- Outfielder/Pitcher
- Born: October 7, 1928 Corona, Queens, New York, US
- Died: October 29, 2002 (aged 74) Mount Juliet, Tennessee, US
- Batted: LeftThrew: Left

Teams
- Kenosha Comets (1950);

Career highlights and awards
- Postseason appearance (1950); Women in Baseball – AAGPBL Permanent Display at Baseball Hall of Fame and Museum (1988);

= Muriel Bevis =

Muriel Bevis [″Breezy″] (October 7, 1928 – October 29, 2002) was an American outfielder and pitcher who played in All-American Girls Professional Baseball League during the 1950 season. Bevis batted and threw left-handed. She was born in Corona, Queens, New York City.

By 1943 a new All-American Girls Softball League was formed. Started largely to provide entertainment for baseball fans whose beloved heroes had gone off to World War II, the league would eventually shift gears and become the All-American Girls Professional Baseball League, which was dissolved at the end of the 1954 season.

Muriel Bevis was one of 25 players in the All-American Girls Professional Baseball League clubs who hailed from New York City and State, including Gloria Cordes, Mildred Deegan, Nancy Mudge, Betty Trezza and Margaret Wigiser.

Bevis grew up in Westhampton Beach and often found herself playing softball at Cedarhurst Stadium, where she was approached by a talent scout who offered her a contract to play in the AAGPBL.

Bevis entered the league in 1950 with the Kenosha Comets, and was used at outfield and as an emergency pitcher. She was a steady performer during her only season, ranking between the top ten in home runs (5), runs batted in (43) and stolen bases (38), helping Kenosha reach the playoffs, though the team lost in the first round of post-season action.

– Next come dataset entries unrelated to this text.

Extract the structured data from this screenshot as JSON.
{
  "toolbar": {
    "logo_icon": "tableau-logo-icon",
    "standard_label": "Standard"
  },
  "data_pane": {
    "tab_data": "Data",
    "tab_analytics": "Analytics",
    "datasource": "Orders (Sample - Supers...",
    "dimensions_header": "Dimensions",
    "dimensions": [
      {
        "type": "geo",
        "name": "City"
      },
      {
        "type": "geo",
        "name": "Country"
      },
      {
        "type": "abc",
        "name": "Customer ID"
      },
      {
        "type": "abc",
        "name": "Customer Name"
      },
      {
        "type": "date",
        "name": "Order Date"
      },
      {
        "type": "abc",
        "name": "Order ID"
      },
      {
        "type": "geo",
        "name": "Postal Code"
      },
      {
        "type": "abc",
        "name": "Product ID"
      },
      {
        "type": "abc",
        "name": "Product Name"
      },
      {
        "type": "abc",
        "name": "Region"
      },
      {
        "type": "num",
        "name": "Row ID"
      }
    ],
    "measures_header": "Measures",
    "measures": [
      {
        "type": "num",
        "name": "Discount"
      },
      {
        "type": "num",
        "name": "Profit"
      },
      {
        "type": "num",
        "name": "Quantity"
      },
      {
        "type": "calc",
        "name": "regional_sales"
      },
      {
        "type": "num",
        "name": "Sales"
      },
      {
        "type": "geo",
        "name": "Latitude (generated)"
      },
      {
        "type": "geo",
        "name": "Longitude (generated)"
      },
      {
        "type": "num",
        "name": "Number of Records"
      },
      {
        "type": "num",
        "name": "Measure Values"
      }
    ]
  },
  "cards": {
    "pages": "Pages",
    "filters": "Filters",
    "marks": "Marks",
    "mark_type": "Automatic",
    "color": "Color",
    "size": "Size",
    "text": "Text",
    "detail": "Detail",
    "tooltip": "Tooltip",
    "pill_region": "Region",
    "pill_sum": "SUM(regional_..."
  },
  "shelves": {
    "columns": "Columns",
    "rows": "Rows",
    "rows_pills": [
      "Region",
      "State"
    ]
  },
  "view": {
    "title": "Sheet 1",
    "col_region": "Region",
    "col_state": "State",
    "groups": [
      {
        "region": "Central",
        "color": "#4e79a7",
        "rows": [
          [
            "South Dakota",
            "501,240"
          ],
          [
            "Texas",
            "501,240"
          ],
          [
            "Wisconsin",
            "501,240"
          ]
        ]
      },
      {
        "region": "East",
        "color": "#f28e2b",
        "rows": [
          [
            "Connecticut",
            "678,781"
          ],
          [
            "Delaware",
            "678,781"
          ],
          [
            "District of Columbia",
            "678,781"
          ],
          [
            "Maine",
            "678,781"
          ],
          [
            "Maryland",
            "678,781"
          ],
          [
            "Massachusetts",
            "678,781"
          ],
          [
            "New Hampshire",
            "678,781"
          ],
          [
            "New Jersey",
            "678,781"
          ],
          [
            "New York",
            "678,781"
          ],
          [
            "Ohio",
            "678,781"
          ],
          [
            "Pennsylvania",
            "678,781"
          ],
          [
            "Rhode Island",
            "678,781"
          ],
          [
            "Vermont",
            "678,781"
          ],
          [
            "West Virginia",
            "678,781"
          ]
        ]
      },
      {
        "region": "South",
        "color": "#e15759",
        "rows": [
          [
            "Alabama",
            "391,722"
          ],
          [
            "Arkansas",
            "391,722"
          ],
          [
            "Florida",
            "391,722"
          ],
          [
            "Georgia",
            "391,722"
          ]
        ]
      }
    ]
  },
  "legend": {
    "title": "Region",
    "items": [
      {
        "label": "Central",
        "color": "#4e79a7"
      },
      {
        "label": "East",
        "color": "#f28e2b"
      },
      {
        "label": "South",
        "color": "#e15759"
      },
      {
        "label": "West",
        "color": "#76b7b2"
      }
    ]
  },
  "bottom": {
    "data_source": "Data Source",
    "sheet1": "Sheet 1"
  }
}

Bevis was a longtime resident of Kerrville, Texas, and later moved to Mount Juliet, Tennessee, where she died at the age of 74.

Batting statistics

| GP | AB | R | H | 2B | 3B | HR | RBI | SB | BB | SO | BA | OBP | SLG |
|---|---|---|---|---|---|---|---|---|---|---|---|---|---|
| 56 | 165 | 46 | 35 | 4 | 1 | 5 | 43 | 38 | 13 | 13 | .212 | .270 | .340 |

Pitching statistics

| GP | W | L | W-L% | ERA | IP | H | R | ER | BB | SO | WHIP |
|---|---|---|---|---|---|---|---|---|---|---|---|
| 7 | 1 | 2 | .333 | 6.83 | 29 | 30 | 27 | 22 | 25 | 5 | 1.896 |

==Fact==
The AAGPBL Players Association movement helped to bring the league story to the public eye. The association was largely responsible for the opening of a permanent display at the Baseball Hall of Fame and Museum in Cooperstown, New York since November 5, 1988 that honors those who were part of this unique experience.